Recent exchange rate forecasts for the AED to SGD indicate a challenging landscape shaped by geopolitical tensions and trade dynamics. Analysts note that the announcement of a 10% tariff on Singapore imports by U.S. President Donald Trump has added to concerns regarding global trade relations, especially impacting emerging Asian currencies. The Thai baht and South Korean won have notably declined, which reflects a broader sentiment of risk aversion across regional markets.
The SGD's performance, however, is bolstered by Singapore's robust trade ties with the U.S., its largest trading partner, which may help insulate the currency from some negative impacts.

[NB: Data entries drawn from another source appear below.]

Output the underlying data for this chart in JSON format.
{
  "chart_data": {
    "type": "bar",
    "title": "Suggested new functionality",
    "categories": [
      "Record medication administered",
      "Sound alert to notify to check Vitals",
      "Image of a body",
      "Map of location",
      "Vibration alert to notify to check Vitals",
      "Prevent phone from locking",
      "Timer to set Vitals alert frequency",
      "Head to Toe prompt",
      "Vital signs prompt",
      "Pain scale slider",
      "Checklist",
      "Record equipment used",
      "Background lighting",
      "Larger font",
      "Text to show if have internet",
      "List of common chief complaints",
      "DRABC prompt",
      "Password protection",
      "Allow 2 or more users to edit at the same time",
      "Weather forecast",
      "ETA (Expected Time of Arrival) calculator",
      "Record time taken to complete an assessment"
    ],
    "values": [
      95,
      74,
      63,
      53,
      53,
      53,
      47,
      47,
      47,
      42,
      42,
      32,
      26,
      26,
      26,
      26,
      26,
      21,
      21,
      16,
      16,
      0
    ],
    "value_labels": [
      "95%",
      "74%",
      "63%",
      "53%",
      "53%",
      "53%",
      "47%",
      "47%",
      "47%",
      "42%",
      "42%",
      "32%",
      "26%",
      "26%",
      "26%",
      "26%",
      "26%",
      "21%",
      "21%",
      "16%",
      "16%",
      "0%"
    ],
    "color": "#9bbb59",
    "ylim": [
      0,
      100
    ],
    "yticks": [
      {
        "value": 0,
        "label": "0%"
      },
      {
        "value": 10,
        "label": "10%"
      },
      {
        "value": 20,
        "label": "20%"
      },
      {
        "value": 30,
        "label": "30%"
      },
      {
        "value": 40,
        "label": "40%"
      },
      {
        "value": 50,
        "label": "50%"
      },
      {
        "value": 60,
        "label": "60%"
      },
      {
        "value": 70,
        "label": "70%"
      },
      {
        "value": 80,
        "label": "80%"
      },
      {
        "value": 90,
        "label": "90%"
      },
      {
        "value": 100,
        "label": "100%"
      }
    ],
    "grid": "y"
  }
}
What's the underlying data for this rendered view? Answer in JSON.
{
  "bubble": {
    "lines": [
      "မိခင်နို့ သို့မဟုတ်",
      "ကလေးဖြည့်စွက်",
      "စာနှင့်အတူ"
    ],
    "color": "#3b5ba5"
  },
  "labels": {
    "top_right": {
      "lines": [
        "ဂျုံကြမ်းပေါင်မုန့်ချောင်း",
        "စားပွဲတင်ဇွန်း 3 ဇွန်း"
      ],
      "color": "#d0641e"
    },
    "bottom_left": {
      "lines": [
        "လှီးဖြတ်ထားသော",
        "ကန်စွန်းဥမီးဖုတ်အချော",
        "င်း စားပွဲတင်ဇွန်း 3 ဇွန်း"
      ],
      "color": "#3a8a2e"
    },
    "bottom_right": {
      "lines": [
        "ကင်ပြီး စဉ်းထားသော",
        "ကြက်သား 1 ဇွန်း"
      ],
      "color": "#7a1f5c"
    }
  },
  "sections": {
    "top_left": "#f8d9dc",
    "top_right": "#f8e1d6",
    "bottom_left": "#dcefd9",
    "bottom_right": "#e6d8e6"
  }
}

The Monetary Authority of Singapore (MAS) maintains a managed floating exchange rate, which further supports the SGD during turbulent times.
On the other side, the UAE Dirham's stability may be challenged by escalating geopolitical tensions, particularly following Israel's military actions in Iran. This has led to fluctuations in oil prices—an essential factor for the UAE economy. Despite projected economic growth of 6.2% for the UAE in 2025, driven by tourism and international trade, there are signs of potential slowdown in the non-oil sector and tariff negotiations with the U.S. that could influence trade balances.
The current AED to SGD exchange rate sits at 0.3497, slightly below its three-month average, signifying stable trading conditions within a narrow range. Market experts suggest this stability may continue in the short term but urge caution as external economic factors remain influential. Businesses and individuals engaged in currency transactions should stay informed of these evolving conditions to minimize risks and optimize outcomes.